February 23, 2010
Global decline to weigh on higher EU wheat output
Weaker wheat sowings in Argentina, Australia, Canada and the US are likely to more than outweigh a rise in EU plantings.
A reduction in the global wheat harvest is likely in 2010 after the record crop in 2008 and the near-record again last year, the Food and Agriculture Organisation said in a report on crop prospects.
A decline would follow a second season of strong production in 2009-10, with the FAO raising its estimate for the harvest by five million tonnes to 683.2 million tonnes, only 600,000 tonnes short of the 2008 high.
The strong output had left stocks on course to end the season up 10% at 523 million tonnes.
The outlook follows expectations from organisations such as the International Grains Council and a range of financial analysts that weak market prices would discourage farmers in many countries from sowing wheat.

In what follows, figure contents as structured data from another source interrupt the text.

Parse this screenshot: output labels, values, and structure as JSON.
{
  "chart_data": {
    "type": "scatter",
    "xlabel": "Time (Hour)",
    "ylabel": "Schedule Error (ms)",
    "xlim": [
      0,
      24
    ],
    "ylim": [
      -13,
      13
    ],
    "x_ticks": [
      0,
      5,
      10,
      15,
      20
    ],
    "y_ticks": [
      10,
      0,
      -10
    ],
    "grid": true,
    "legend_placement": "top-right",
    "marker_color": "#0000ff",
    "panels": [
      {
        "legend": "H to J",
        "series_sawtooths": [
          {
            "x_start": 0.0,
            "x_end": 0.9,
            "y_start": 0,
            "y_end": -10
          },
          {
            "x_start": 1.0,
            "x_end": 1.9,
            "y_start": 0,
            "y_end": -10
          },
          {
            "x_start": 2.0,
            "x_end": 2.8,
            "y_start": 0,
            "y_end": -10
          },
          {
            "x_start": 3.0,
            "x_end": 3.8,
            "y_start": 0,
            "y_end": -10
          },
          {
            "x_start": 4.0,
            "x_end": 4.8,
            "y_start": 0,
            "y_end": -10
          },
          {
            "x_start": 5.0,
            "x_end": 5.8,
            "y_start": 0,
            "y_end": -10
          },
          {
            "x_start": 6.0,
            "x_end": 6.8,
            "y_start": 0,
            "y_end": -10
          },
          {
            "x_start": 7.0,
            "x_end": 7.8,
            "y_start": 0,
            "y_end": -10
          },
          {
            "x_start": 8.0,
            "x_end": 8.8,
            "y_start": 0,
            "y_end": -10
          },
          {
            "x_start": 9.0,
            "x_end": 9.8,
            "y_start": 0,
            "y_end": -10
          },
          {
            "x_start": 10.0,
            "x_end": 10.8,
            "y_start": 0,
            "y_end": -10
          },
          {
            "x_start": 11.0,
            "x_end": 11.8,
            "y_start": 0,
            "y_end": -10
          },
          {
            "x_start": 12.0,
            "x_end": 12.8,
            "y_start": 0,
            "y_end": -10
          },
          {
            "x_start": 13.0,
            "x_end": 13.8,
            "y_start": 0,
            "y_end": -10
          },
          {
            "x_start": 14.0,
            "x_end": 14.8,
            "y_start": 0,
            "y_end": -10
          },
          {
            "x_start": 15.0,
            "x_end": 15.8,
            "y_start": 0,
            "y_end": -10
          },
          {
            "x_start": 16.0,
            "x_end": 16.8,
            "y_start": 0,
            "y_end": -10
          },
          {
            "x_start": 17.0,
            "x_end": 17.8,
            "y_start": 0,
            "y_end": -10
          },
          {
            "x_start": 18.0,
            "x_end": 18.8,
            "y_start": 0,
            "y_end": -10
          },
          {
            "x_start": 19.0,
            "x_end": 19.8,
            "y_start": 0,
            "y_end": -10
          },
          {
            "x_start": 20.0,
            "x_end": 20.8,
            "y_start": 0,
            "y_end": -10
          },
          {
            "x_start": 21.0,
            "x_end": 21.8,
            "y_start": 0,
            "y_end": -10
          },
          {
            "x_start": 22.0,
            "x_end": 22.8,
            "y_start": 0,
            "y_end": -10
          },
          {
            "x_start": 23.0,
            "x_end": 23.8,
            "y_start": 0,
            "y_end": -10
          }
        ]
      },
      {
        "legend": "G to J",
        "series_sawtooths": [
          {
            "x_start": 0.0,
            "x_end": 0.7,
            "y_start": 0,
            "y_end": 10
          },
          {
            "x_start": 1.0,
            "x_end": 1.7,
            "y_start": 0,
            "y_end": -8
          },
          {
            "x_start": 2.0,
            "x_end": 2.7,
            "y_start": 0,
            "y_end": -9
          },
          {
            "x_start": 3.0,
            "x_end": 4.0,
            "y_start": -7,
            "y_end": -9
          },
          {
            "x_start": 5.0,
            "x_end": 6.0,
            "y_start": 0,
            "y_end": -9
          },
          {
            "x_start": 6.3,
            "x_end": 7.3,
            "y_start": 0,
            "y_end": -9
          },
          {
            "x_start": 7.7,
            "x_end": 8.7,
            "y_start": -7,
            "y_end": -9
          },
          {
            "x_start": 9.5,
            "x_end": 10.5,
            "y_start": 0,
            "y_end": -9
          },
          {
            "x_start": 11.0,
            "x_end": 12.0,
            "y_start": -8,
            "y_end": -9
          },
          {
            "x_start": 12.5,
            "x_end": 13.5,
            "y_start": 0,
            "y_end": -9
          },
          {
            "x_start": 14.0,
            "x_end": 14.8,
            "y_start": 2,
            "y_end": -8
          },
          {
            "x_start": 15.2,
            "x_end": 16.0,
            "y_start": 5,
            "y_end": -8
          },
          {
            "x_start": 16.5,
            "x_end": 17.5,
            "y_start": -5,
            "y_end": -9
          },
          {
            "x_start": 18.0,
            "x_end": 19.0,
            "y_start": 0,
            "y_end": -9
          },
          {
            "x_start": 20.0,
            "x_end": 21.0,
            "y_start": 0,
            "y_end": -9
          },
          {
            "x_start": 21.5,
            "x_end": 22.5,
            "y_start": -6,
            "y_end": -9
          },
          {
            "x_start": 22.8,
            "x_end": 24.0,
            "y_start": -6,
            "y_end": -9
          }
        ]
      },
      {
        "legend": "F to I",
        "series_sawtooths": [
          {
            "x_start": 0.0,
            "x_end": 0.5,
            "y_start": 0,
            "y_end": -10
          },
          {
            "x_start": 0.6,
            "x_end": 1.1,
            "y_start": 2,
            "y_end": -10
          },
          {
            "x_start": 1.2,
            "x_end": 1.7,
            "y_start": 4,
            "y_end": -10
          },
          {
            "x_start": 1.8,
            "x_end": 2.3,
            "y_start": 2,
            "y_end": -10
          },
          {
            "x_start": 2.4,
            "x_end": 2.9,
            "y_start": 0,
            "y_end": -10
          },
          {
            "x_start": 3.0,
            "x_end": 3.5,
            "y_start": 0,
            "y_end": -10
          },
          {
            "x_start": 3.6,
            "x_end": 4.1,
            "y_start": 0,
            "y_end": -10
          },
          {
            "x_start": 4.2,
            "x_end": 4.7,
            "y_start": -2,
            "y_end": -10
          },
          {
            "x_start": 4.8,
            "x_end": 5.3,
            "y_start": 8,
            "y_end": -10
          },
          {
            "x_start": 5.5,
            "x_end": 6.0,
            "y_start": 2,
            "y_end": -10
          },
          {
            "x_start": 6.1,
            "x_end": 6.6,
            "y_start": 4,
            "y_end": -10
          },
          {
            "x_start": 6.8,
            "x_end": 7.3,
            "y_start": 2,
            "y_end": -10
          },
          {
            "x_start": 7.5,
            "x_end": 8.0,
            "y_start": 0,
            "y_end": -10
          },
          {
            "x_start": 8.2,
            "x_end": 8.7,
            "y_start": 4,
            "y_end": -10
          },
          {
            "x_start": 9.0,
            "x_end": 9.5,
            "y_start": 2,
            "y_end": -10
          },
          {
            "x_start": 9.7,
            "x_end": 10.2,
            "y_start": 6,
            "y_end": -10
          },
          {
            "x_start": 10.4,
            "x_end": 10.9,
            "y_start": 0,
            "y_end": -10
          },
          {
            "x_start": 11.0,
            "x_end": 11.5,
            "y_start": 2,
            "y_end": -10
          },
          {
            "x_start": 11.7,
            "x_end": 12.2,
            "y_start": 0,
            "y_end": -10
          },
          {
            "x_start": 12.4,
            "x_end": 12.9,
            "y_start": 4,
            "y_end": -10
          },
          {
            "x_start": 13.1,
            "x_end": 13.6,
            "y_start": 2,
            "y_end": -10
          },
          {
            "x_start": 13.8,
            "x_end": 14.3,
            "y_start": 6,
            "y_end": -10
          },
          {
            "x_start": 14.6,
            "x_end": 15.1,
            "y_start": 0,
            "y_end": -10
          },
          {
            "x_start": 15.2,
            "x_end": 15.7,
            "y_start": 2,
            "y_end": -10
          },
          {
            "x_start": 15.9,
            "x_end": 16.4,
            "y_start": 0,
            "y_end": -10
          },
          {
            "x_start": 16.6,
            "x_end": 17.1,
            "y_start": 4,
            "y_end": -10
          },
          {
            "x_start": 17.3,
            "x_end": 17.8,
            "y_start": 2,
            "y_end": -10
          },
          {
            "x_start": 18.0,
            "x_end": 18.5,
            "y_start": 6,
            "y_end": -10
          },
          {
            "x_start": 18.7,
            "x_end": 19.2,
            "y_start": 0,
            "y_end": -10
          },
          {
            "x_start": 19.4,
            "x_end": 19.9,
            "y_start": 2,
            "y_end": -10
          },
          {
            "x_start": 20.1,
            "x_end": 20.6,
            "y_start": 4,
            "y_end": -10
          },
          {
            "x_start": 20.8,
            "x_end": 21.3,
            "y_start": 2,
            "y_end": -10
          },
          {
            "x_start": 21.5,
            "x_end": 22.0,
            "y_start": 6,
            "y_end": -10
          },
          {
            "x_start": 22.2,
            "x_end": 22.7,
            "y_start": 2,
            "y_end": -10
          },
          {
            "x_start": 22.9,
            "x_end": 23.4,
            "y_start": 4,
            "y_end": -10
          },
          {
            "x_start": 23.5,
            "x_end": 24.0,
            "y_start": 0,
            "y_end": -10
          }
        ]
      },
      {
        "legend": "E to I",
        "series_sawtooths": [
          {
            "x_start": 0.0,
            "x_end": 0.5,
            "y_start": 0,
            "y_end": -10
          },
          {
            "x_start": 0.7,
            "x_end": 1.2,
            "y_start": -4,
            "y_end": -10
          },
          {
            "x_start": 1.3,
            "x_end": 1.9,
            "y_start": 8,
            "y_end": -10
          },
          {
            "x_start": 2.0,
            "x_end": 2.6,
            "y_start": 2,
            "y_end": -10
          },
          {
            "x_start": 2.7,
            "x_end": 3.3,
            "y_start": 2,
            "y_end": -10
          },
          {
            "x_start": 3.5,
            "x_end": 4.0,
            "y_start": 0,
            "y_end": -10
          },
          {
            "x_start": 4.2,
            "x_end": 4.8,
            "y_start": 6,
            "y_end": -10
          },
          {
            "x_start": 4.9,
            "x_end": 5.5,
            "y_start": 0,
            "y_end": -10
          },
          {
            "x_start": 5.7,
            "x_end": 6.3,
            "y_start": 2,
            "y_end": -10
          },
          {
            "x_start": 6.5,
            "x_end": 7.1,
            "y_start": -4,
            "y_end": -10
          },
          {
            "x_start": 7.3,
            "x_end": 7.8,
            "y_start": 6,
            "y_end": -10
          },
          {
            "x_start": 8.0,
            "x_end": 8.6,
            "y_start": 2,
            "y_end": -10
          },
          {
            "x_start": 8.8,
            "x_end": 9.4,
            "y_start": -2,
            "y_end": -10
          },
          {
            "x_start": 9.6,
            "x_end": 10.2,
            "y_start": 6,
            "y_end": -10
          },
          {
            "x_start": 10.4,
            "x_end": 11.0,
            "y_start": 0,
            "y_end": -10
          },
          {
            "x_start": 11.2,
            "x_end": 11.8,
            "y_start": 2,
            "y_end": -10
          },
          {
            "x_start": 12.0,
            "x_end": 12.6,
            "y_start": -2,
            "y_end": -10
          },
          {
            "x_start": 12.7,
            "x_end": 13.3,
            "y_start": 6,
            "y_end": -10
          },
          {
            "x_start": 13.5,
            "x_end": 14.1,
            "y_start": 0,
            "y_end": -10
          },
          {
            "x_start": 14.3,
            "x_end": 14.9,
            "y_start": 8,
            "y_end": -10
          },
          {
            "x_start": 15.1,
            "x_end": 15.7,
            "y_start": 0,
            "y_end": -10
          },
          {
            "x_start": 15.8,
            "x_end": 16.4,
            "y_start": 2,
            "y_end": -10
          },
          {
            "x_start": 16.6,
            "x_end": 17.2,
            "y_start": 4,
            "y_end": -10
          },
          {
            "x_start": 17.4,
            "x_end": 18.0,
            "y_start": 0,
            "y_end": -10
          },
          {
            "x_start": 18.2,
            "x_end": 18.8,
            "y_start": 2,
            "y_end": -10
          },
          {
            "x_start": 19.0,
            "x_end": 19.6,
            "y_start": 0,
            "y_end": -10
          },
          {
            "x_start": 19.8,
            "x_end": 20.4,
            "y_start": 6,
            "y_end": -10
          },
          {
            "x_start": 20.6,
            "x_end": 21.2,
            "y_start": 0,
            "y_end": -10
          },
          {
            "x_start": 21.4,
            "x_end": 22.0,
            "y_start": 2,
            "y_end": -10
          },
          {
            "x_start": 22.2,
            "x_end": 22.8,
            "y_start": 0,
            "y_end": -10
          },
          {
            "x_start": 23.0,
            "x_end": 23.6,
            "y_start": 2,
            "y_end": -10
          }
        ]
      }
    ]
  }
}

The USDA estimated that American sowings would fall by 12.2% thanks to a sharply reduced winter wheat area, and lower expected yields because of the area reduction in higher-yielding soft red winter wheat.
US winter wheat plantings fell to their lowest since 1913.
Expectations are also growing of a sharp decline in Australia, where a strong currency has compounded the impact of the weak global wheat market on local prices.
However, the FAO forecast that there may be rise in global coarse grain output this year, due to the recovery in Argentina's harvest.
Buenos Aires said production may be on course to jump by up to 60% from last year, when crops were damaged by drought.
The agency pegged global coarse grain production in 2009 at 1.11 billion tonnes, a decline of 2.4% year on year, and reflected in a small decline in world inventories.